The lines are blurring across the media, with newsrooms pooling their resources to make sure readers, listeners and viewers get the information they need when they need it. The Detroit Free Press, for example, works closely with a local television station, and the paper has won four Emmy awards for its video feeds.
But even as journalists explore new ways to share the news 24/7 across a multitude of platforms, they must grapple with the irrevocable fact that it costs money to gather and report information.
“The challenge is to find the revenue that allows us to continue to present a printed news report while switching our resources to concentrate on digital delivery,” Anger said.
The first step, Anger said, is reducing “legacy costs,” such as limiting the home delivery of dailies to certain days of the week or reducing the number of print editions altogether, thus spending less on fuel, paper and human resources.
Filak suspects newspapers will start restricting the amount of free content they publish online by setting up “pay walls” that show a portion of the story at no charge but reserve the full article for paying subscribers only.
Lessons learned
The strategies that will shape the future of media are unfolding in classrooms as well as newsrooms, and “adaptability” is the common denominator.
“When I went to college, I was able to double sequence in print and broadcast media, which was rare. Now all of my journalism students have to shoot video, record audio and write,” said professor Filak, who also serves as the faculty adviser to the Advance–Titan, UW Oshkosh’s student newspaper.
Under Filak’s guidance, staff at the Advance–Titan work closely with reporters at the University’s student radio station, WRST-FM.
“You have to think multiplatform,” he said.
Trevy McDonald ’90, an assistant professor in the School of Journalism and Mass Communication at the University of North Carolina at Chapel Hill, also teaches her students to be adaptable, especially when it comes to multimedia.

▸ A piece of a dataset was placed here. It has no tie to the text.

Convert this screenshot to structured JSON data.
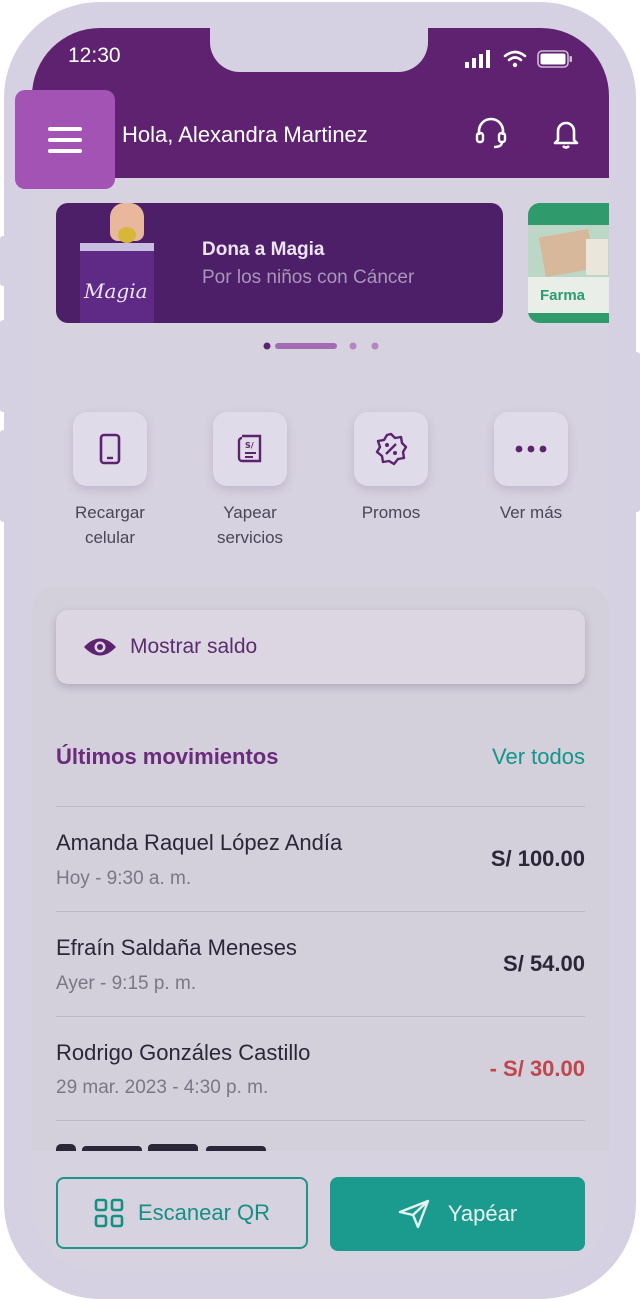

“Technology changes rapidly,” she said. “When I first started teaching in 1996, I taught audio production the same way I had learned it: with reel audio tape, razor blades and China markers. Now, everything is computer-based, but the concepts of cutting and mixing are still the same.”
McDonald teaches in a “smart classroom” that allows her to incorporate multimedia tools like PowerPoint slides and YouTube into her lessons. She requires her students to maintain a blog and to produce an hour-long audio program. She also maintains a Facebook group for her course.
“Everyone needs these skills. It’ll only make them more marketable,” she said, adding that, more and more, the media incorporate photo, audio, video and text into their coverage.
And since there always will be a need for someone credible and trained to report the facts, neither McDonald nor Filak worry about the future of journalism as a profession.
“What hasn’t changed is this: You still have to teach students how to think critically. Without that, all of the toys in the world aren’t going to save you,” Filak said.
Power to the people
As journalists leverage technology more strategically, they not will reach more people, but also more people will reach out to them.
“Today, reporters are more receptive to feedback,” Filak said. “They pay more attention to Web hits to see what people are reading, what they want to know.”
In many cases, e-mail addresses are included with bylines so that readers instantly can send comments to the reporter. Some news sites give readers a place to share their insights with one another. Reporters also use those interactive functions as well as social media sites to seek out sources for upcoming stories.
Anger sees traditional media’s position not as transitioning to a new age, but rather adapting in a period of constant change. Whether it is a 140-characters text or a video shot for the Web, information itself is the constant. Good journalism transcends the medium.
“There are so many different ways for people to get information — that’s the revolution,” Anger said. “It’s not a question of newspapers versus the Internet, Facebook versus Twitter or e-editions versus e-readers; it’s who will lose if information from credible sources doesn’t get out there.”
“As long as the information is received, everybody wins."